Eine automatische Einbuchung mit einer deutschen OBU (On Board Unit) 
oder eine Einbuchung per Internet haben grundsätzlich keine 
Auswirkungen auf den Verkehrsfluss. Nur die manuellen Einbuchungen 
am Terminal kosten Zeit (vor allem in der Startphase). Damit die 
Rückstaus vor den Zollanlagen in Basel / Weil am Rhein und Thayngen 
vermieden bzw. verringert werden können, beginnt die Testphase an 
der Grenze erst im Oktober. Im September haben die Chauffeure die 
Möglichkeit an den Maut-Terminals im Landesinneren von Deutschland 
zu üben. Zusätzlich haben sich die deutschen Betreiber bereit 
erklärt, die von schweizerischer Seite geforderte Anzahl 
Mautstellenterminals zu installieren. Sie werden an den 
Mautstellenstandorten auch fremdsprachenkundige Informationsteams 
einsetzen, um den Chauffeuren beim Einbuchen behilflich zu sein.
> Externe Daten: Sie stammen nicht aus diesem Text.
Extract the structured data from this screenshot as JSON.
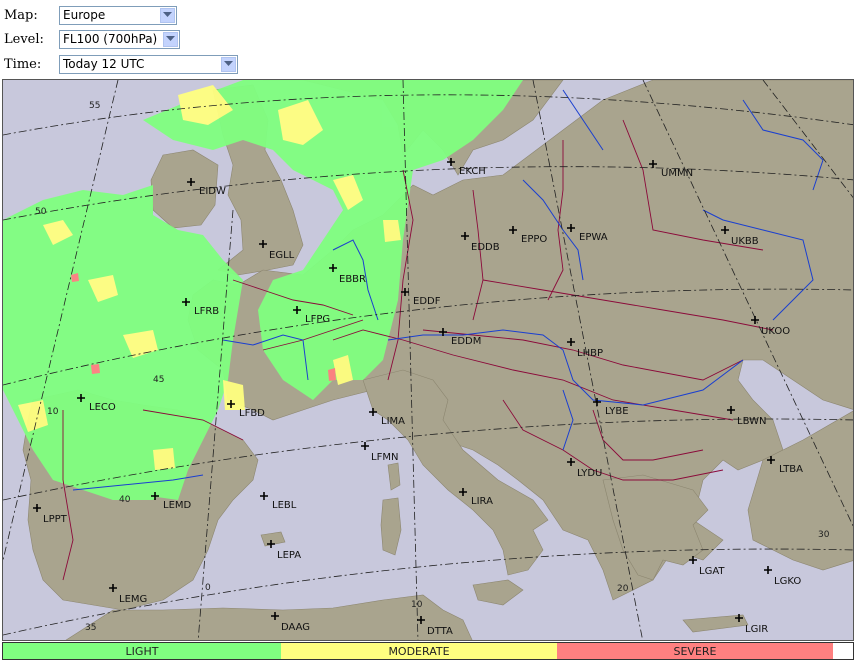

Ein 
entsprechendes Kommunikationskonzept wurde verabschiedet.
Das manuelle Einbuchen muss nicht an der Grenze geschehen, es kann 
grundsätzlich an jeder beliebigen Mautstelle erfolgen. Der Absicht 
der deutschen Betreiber, Mautstellen auch auf schweizerischen 
Raststätten einzurichten, konnte seitens der betroffenen Kantone 
nicht zugestimmt werden, da die beschränkten LKW-Parkplätze schon 
heute überbelegt sind und es deshalb zu gefährlichen Rückstaus auf 
die Autobahn führen würde. Geprüft wird die Möglichkeit, allenfalls 
in der Schweiz Maut-Terminals einzurichten, an Orten wo die 
Chauffeure ohnehin zum kurzzeitigen Anhalten gezwungen sind und die 
Maut-Einbuchung ohne grossen Zeitverlust erfolgen könnte. Da auf 
deutscher Seite vor dem Beginn der mautpflichtigen Strecke 
(Neuenburg) der A 5 auch zu wenig geeignete Standorte für 
Mautstellen vorhanden sind, hat die Schweizer Delegation beantragt, 
die Möglichkeit einer nachträglichen Einbuchung zu prüfen, zumindest 
im Falle grösserer Rückstaus vor der GZA Basel / Weil am Rhein.
Dies sind die Resultate der zweiten Sitzung der deutsch- 
schweizerischen Koordinationsgruppe zur Begleitung der Einführung 
der deutschen LKW-Maut, die heute in Basel unter der Leitung von 
Willy Burgunder, stellvertretender Direktor des Bundesamtes für 
Strassen stattfand.
Die nächste Arbeitsphase dient der konkreten Umsetzung der 
beschlossenen Massnahmen und des Kommunikationskonzeptes.